A few days ago, having read up about all of the light fiction I had at hand, I picked up a book I had gotten in a grab-bag for a friend. LeHaye and Jenkins, Left Behind.
One of my favorite genres, by the way, is what is sometimes called "biblical thrillers" or "biblical fiction." Daniel Easterman has written a number of pretty good books in that genre, which also includes some very bad books.
As a reader of sci-fi and fantasy as well as biblical fiction, I am used to parking disbelief outside upon entering. Not a problem for a good read.
"Left Behind" is not that good a read. There are characters who you get to know on a simple one or two dimensional level and you want to read on and see what happens to them. That plus the fact that the books are labeled as "Christian fiction" is the appeal.
That they are "Christian fiction" is a mislabeling. Nowhere do the books state "WARNING: this series is based on Biblical interpretation by a fundamentalist Christian group called Dispensational Premillennialists." Unless the reader understands this, or is well-versed in Bible, he or she may think this is mainstream Christian thinking. It isn't.
I was taught Bible at a Church of Christ college, from a fundamentalist viewpoint. My prof attacked premillenialism sharply, and believed that much of the Revelation of John applied to the Roman world of the first century. More mainstream Christian interpretations differ even more from Dispensational Premillenialism.
So the Left Behind series is actually a way of indoctrinating those who are already Christians with Dispensational Premillenialist thinking. The series has no appeal to agnostics or atheists or those of other religions. It's a kind of intra-Christian cannabalism. ("Gosh, I never heard that at my church!" which makes one a target for Jenkins and LeHaye.)
My problem with "Left Behind" as a novel is --
(1) The shallowness of the characters, though the main two characters have some effort spent on development. Finding out what happens to a half dozen or so characters is 99.9% of the interest of the book.
(2) The fact that all is a preachment. If you want that, there is a better story in Pilgrim's Progress.
(3) Key events in the book do not follow.
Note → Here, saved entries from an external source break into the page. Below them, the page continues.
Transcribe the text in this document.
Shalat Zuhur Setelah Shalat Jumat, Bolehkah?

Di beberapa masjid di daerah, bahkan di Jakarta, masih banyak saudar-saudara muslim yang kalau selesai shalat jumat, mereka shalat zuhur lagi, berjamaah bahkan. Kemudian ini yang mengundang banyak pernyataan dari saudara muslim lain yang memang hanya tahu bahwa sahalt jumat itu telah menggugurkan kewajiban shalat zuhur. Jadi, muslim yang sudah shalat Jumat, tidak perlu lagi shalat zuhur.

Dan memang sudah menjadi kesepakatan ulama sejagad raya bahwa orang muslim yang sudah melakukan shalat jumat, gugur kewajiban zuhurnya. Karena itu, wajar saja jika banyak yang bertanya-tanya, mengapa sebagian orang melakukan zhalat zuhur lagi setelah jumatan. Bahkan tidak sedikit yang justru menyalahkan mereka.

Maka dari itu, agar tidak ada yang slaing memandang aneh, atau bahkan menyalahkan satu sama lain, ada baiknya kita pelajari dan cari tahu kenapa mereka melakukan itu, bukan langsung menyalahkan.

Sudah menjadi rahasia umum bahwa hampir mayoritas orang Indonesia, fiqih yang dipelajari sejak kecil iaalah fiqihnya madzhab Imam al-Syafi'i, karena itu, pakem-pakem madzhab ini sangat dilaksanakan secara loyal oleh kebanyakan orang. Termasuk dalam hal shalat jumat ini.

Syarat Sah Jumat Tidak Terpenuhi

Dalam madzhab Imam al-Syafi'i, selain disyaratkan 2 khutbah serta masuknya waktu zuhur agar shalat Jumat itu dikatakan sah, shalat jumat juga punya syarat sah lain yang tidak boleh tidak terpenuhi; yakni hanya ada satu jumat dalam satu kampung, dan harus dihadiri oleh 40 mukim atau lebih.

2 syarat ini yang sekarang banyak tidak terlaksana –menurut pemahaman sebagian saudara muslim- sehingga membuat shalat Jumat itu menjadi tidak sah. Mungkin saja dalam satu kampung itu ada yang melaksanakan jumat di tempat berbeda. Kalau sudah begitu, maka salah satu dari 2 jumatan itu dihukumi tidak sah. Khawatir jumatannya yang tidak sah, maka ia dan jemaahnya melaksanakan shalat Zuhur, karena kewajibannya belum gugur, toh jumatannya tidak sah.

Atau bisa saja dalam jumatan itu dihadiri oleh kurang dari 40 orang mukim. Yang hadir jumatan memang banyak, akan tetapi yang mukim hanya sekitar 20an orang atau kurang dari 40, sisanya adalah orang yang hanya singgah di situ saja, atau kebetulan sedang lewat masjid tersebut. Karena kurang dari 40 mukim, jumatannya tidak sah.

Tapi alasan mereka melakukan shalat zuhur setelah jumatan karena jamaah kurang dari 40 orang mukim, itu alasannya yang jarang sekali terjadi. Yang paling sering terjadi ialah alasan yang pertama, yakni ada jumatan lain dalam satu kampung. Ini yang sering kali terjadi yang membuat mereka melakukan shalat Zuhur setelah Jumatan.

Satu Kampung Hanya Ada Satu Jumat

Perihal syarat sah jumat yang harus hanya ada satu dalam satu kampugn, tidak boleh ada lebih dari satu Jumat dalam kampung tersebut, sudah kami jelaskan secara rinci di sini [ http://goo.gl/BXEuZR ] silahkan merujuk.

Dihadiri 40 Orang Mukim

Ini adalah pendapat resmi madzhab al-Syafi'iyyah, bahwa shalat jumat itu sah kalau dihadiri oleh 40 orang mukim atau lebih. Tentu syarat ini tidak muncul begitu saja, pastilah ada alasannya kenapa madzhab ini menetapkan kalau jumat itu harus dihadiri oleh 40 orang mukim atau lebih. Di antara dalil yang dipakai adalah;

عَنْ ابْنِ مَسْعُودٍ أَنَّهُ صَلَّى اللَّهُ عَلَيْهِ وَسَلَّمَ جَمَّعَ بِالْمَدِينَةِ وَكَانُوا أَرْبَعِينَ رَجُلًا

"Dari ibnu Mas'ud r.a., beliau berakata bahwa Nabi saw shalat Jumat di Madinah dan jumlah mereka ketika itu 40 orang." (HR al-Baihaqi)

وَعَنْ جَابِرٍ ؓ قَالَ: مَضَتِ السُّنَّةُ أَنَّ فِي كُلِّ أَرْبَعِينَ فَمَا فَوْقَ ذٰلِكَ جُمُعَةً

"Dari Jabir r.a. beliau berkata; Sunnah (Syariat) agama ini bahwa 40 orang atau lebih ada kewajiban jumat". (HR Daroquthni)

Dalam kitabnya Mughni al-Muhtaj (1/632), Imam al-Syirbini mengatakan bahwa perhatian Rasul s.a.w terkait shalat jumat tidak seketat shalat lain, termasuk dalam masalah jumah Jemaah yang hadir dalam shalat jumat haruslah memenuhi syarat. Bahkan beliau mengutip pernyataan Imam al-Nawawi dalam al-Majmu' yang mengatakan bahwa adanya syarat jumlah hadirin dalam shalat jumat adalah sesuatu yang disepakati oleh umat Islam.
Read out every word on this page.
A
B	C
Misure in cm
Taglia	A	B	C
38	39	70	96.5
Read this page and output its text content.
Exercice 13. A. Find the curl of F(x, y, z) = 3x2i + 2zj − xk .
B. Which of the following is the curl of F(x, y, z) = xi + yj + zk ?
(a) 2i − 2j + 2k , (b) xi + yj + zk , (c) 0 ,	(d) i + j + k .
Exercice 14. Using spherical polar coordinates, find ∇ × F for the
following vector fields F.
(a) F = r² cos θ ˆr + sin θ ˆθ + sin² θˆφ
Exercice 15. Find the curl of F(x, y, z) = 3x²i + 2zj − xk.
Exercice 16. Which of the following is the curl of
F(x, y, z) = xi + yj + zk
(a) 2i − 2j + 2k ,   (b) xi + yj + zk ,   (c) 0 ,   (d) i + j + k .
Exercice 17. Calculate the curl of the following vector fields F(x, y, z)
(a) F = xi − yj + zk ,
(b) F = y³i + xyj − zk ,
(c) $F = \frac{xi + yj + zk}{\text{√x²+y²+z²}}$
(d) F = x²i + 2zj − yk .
The most vital plot elements "just happen" with minimal logic to support them. For example, how the heck did all nations of the world go to one government, one currency, and one leader, without a long and bloody fight? The novel totally glosses over this development, only saying that the shock of the rapture unnerved everyone to the extent that they were all willing to turn to one charasmatic leader. That was enough to outweigh nationalism and sound economics?
(4) There is little real world detail, which is a characteristic of hurried or unskilled writers.
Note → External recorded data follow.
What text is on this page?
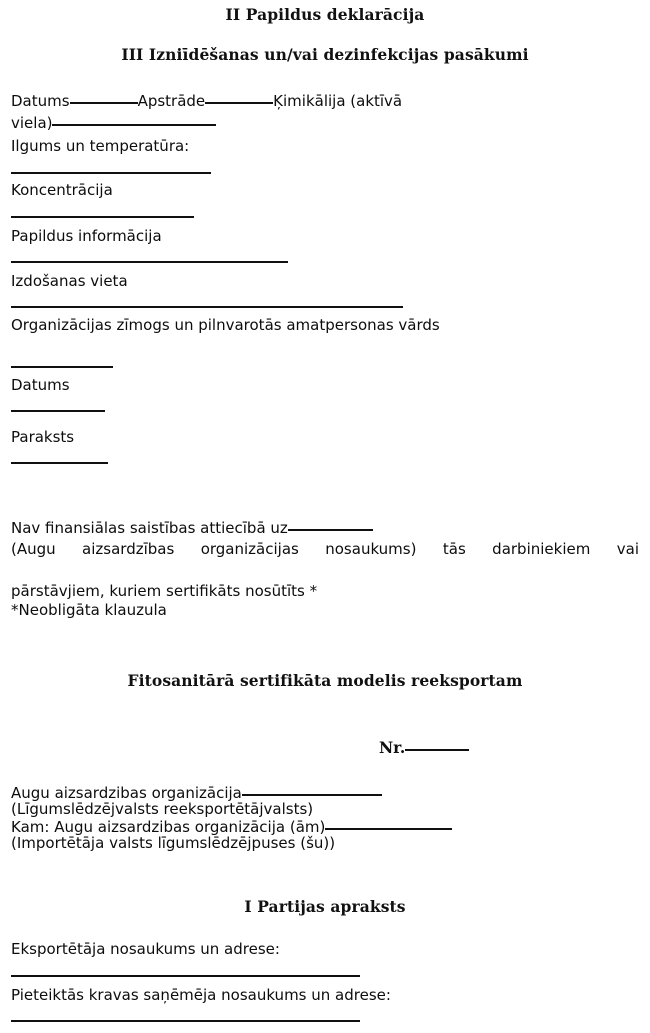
II Papildus deklarācija
III Izniīdēšanas un/vai dezinfekcijas pasākumi
Datums	Apstrāde	Ķimikālija (aktīvā
viela)
Ilgums un temperatūra:
Koncentrācija
Papildus informācija
Izdošanas vieta
Organizācijas zīmogs un pilnvarotās amatpersonas vārds
Datums
Paraksts
Nav finansiālas saistības attiecībā uz
(Augu aizsardzības organizācijas nosaukums) tās darbiniekiem vai
pārstāvjiem, kuriem sertifikāts nosūtīts *
*Neobligāta klauzula
Fitosanitārā sertifikāta modelis reeksportam
Nr.
Augu aizsardzibas organizācija
(Līgumslēdzējvalsts reeksportētājvalsts)
Kam: Augu aizsardzibas organizācija (ām)
(Importētāja valsts līgumslēdzējpuses (šu))
I Partijas apraksts
Eksportētāja nosaukums un adrese:
Pieteiktās kravas saņēmēja nosaukums un adrese:
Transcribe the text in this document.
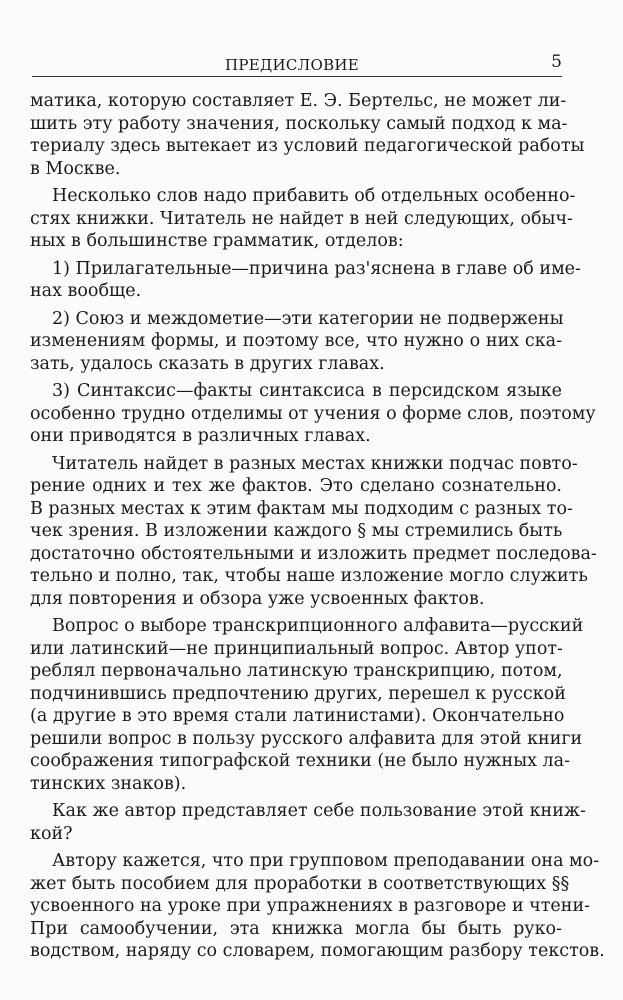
ПРЕДИСЛОВИЕ	5
матика, которую составляет Е. Э. Бертельс, не может ли-
шить эту работу значения, поскольку самый подход к ма-
териалу здесь вытекает из условий педагогической работы
в Москве.
Несколько слов надо прибавить об отдельных особенно-
стях книжки. Читатель не найдет в ней следующих, обыч-
ных в большинстве грамматик, отделов:
1) Прилагательные—причина раз'яснена в главе об име-
нах вообще.
2) Союз и междометие—эти категории не подвержены
изменениям формы, и поэтому все, что нужно о них ска-
зать, удалось сказать в других главах.
3) Синтаксис—факты синтаксиса в персидском языке
особенно трудно отделимы от учения о форме слов, поэтому
они приводятся в различных главах.
Читатель найдет в разных местах книжки подчас повто-
рение одних и тех же фактов. Это сделано сознательно.
В разных местах к этим фактам мы подходим с разных то-
чек зрения. В изложении каждого § мы стремились быть
достаточно обстоятельными и изложить предмет последова-
тельно и полно, так, чтобы наше изложение могло служить
для повторения и обзора уже усвоенных фактов.
Вопрос о выборе транскрипционного алфавита—русский
или латинский—не принципиальный вопрос. Автор упот-
реблял первоначально латинскую транскрипцию, потом,
подчинившись предпочтению других, перешел к русской
(а другие в это время стали латинистами). Окончательно
решили вопрос в пользу русского алфавита для этой книги
соображения типографской техники (не было нужных ла-
тинских знаков).
Как же автор представляет себе пользование этой книж-
кой?
Автору кажется, что при групповом преподавании она мо-
жет быть пособием для проработки в соответствующих §§
усвоенного на уроке при упражнениях в разговоре и чтени-
При самообучении, эта книжка могла бы быть руко-
водством, наряду со словарем, помогающим разбору текстов.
(5) All of those paranoid elements are here that you've been laughing at for years when brought up by your crazy neighbor, like suspicion of the UN, of peace movements, of yielding of national soveriegnty, of disarmament, that make such strange bedfellows with the Christian religion. Deja vu all through. If you've been around, you know this plotline before it happens.
(6) "Left Behind" is another pre-2000 attempt to exploit the fears of the coming millenium. Remember those?
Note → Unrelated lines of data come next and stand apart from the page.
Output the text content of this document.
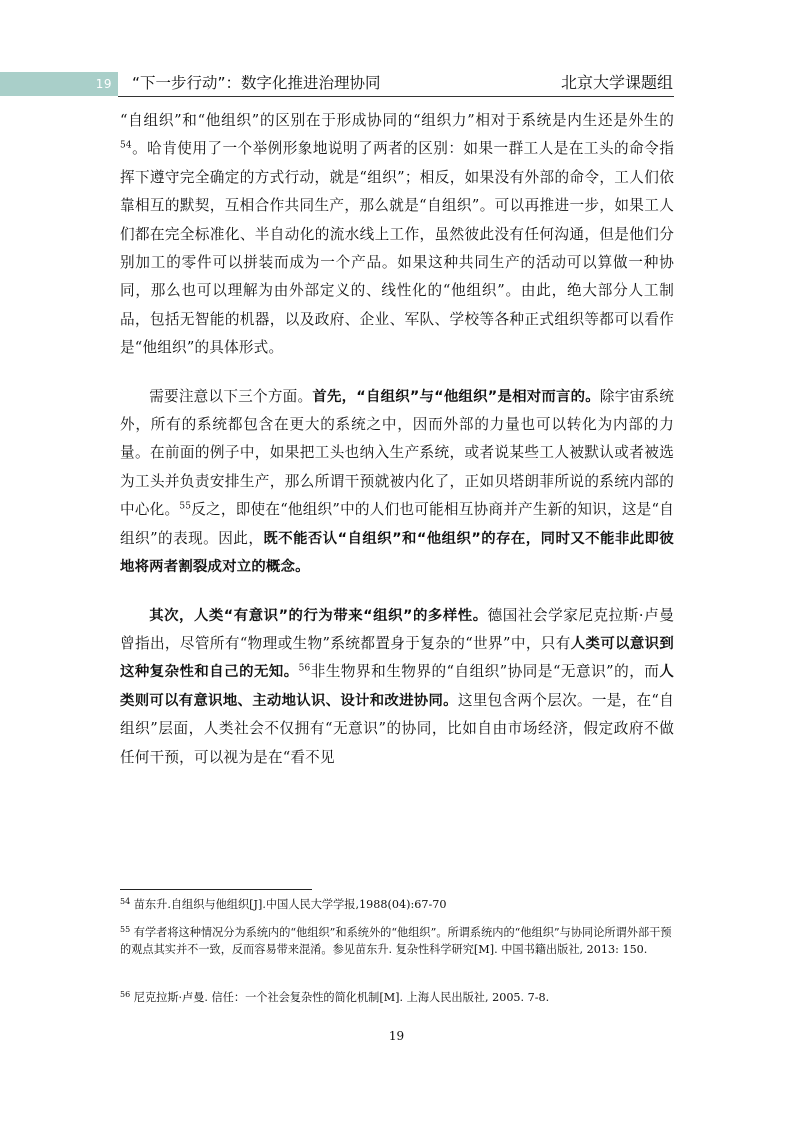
19	“下一步行动”：数字化推进治理协同	北京大学课题组

“自组织”和“他组织”的区别在于形成协同的“组织力”相对于系统是内生还是外生的$^{54}$。哈肯使用了一个举例形象地说明了两者的区别：如果一群工人是在工头的命令指挥下遵守完全确定的方式行动，就是“组织”；相反，如果没有外部的命令，工人们依靠相互的默契，互相合作共同生产，那么就是“自组织”。可以再推进一步，如果工人们都在完全标准化、半自动化的流水线上工作，虽然彼此没有任何沟通，但是他们分别加工的零件可以拼装而成为一个产品。如果这种共同生产的活动可以算做一种协同，那么也可以理解为由外部定义的、线性化的“他组织”。由此，绝大部分人工制品，包括无智能的机器，以及政府、企业、军队、学校等各种正式组织等都可以看作是“他组织”的具体形式。

需要注意以下三个方面。首先，“自组织”与“他组织”是相对而言的。除宇宙系统外，所有的系统都包含在更大的系统之中，因而外部的力量也可以转化为内部的力量。在前面的例子中，如果把工头也纳入生产系统，或者说某些工人被默认或者被选为工头并负责安排生产，那么所谓干预就被内化了，正如贝塔朗菲所说的系统内部的中心化。$^{55}$反之，即使在“他组织”中的人们也可能相互协商并产生新的知识，这是“自组织”的表现。因此，既不能否认“自组织”和“他组织”的存在，同时又不能非此即彼地将两者割裂成对立的概念。

其次，人类“有意识”的行为带来“组织”的多样性。德国社会学家尼克拉斯·卢曼曾指出，尽管所有“物理或生物”系统都置身于复杂的“世界”中，只有人类可以意识到这种复杂性和自己的无知。$^{56}$非生物界和生物界的“自组织”协同是“无意识”的，而人类则可以有意识地、主动地认识、设计和改进协同。这里包含两个层次。一是，在“自组织”层面，人类社会不仅拥有“无意识”的协同，比如自由市场经济，假定政府不做任何干预，可以视为是在“看不见

$^{54}$ 苗东升.自组织与他组织[J].中国人民大学学报,1988(04):67-70
$^{55}$ 有学者将这种情况分为系统内的“他组织”和系统外的“他组织”。所谓系统内的“他组织”与协同论所谓外部干预的观点其实并不一致，反而容易带来混淆。参见苗东升. 复杂性科学研究[M]. 中国书籍出版社, 2013: 150.
$^{56}$ 尼克拉斯·卢曼. 信任：一个社会复杂性的简化机制[M]. 上海人民出版社, 2005. 7-8.
19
(7) The writing style is poor. Compared to adult level novels on the best seller lists, Left Behind is junior grade. Why do I say that? What is good style? Let me list the ways that the writing --apart from irrationality or unbelievability of plot-- of Left Behind is badly done.
a. Often there is language that is vague or imprecise--or a word that is misused. Evidences of very hurried writing and minimal editing.
b. Absence of detail. Too much detail annoys the reader. Not enough leads to a sense that what is being read is a summary and not the book itself. So it is here. It is a wonderful thing when an author knows all about places and subjects, or when the author is able to fake it successfully. (An example of the latter was Len Deighton's first novels, when he faked the details about British intelligence and espionage in general.) But for the order of the apocalypse, Jenkins gives no impression that he has any special or technical knowledge about anything. All the scenes are cardboard, and if you lean against a wall, you are likely to topple over the set.
c. Is the reader spoon fed information from an all-knowing narrator, or allowed to draw his own conclusions from dialog or events? There is dialog in Left Behind, but it is stilted and unreal, and the reader is told what happens and what to think of it.
(8) Considering quality of book and paper, Left Behind ought to be sold for under $5 a copy. That it was apparently sold for $12.95 in the mid-1990s was a travesty. If the series sold as many copies as claimed, omeone made a lot of money off this.
Am I being too hard on these books? No. I bought a sack full of them a public library sale for $1, about .08 each, for paperbacks in hardly read condition. I wouldn't pay more.